Case 2: x+3≥0 and $6 x + 9 < 0$
Then, after removing the absolute signs, we must multiply the right-hand side by -1. We solve for x+3≥-6x-9 to get 7x≥-12, or x≥-12/7. However, we said that x+3≥0 and $6 x + 9 < 0$. In other words, for this case, the solution has to be the intersection of x≥-12/7, x≥-3, and $x < - \frac{3}{2}$. Thus, for this case, -12/7≤x<-3/2.

Case 3: $x + 3 < 0$ and 6x+9≥0
Then, after removing the absolute signs, we must multiply the left-hand side by -1. We solve for -x-3≥6x+9 to get 7x≤-12, or x≤-12/7. However, we said that $x + 3 < 0$ and 6x+9≥0. In other words, for this case, the solution has to be the intersection of x≤-12/7, $x < - 3$, and x≥-3/2. Thus, there are no solutions for this case.

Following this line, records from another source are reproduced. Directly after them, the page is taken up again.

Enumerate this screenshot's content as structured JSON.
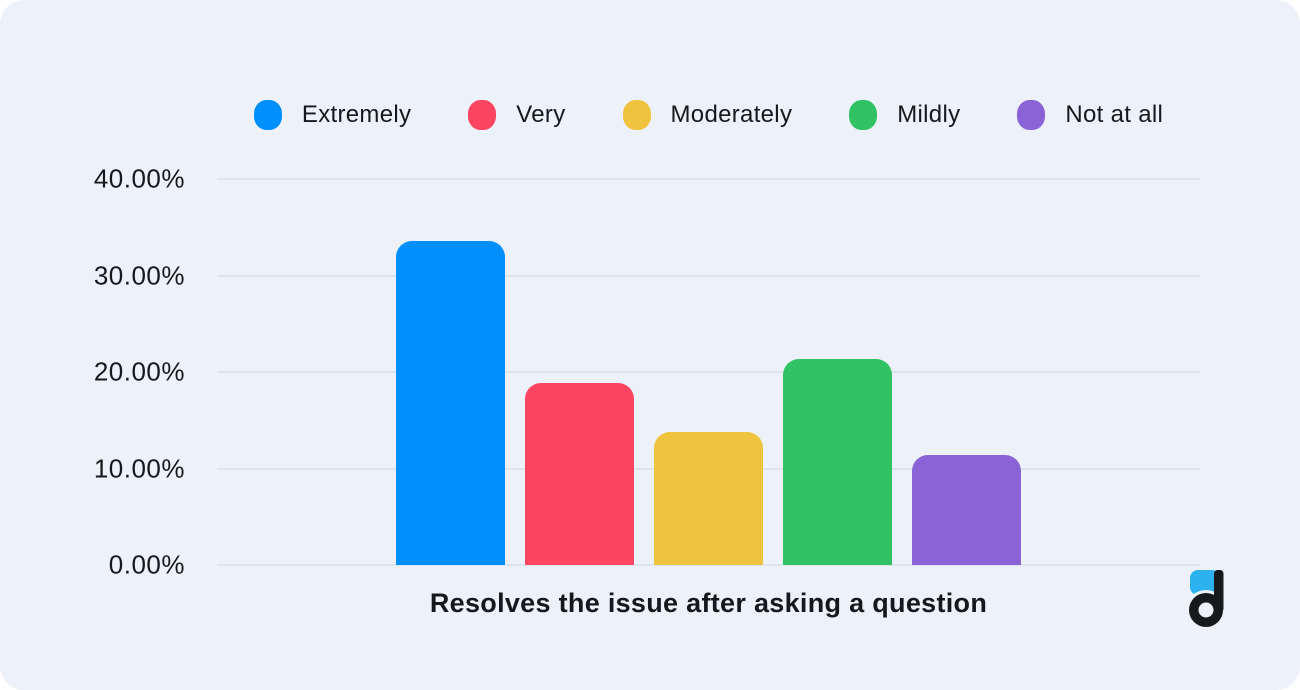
{
  "page": {
    "background_color": "#ffffff",
    "card_background_color": "#edf1f9",
    "gridline_color": "#dbe4f0",
    "text_color": "#15181d"
  },
  "legend": {
    "position": "top",
    "items": [
      {
        "label": "Extremely",
        "color": "#008FFB"
      },
      {
        "label": "Very",
        "color": "#FC4560"
      },
      {
        "label": "Moderately",
        "color": "#EFC33E"
      },
      {
        "label": "Mildly",
        "color": "#31C264"
      },
      {
        "label": "Not at all",
        "color": "#8A63D6"
      }
    ]
  },
  "chart_data": {
    "type": "bar",
    "categories": [
      "Extremely",
      "Very",
      "Moderately",
      "Mildly",
      "Not at all"
    ],
    "values": [
      33.6,
      18.9,
      13.8,
      21.4,
      11.4
    ],
    "colors": [
      "#008FFB",
      "#FC4560",
      "#EFC33E",
      "#31C264",
      "#8A63D6"
    ],
    "title": "",
    "xlabel": "Resolves the issue after asking a question",
    "ylabel": "",
    "ylim": [
      0,
      40
    ],
    "ytick_labels": [
      "40.00%",
      "30.00%",
      "20.00%",
      "10.00%",
      "0.00%"
    ],
    "grid": true,
    "legend_position": "top"
  },
  "logo": {
    "name": "d-logo",
    "accent_color": "#2CB3EF",
    "main_color": "#17191c"
  }
}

Case 4: $x + 3 < 0$ and $6 x + 9 < 0$
Then, after removing the absolute signs, we must multiply both sides by -1. We solve for -x-3≥-6x-9 to get 5x≥-6, or x≥-6/5. However, we said that $x + 3 < 0$ and $6 x + 9 < 0$. In other words, for this case, the solution has to be the intersection of x≥-6/5, $x < - 3$, and $x < - \frac{3}{2}$. Thus, there are no solutions for this case.

We combine the solutions for the cases to get -12/7≤x≤-6/5. In interval notation, $x \setminus \in \left[- \frac{12}{7} , - \frac{6}{5}\right]$.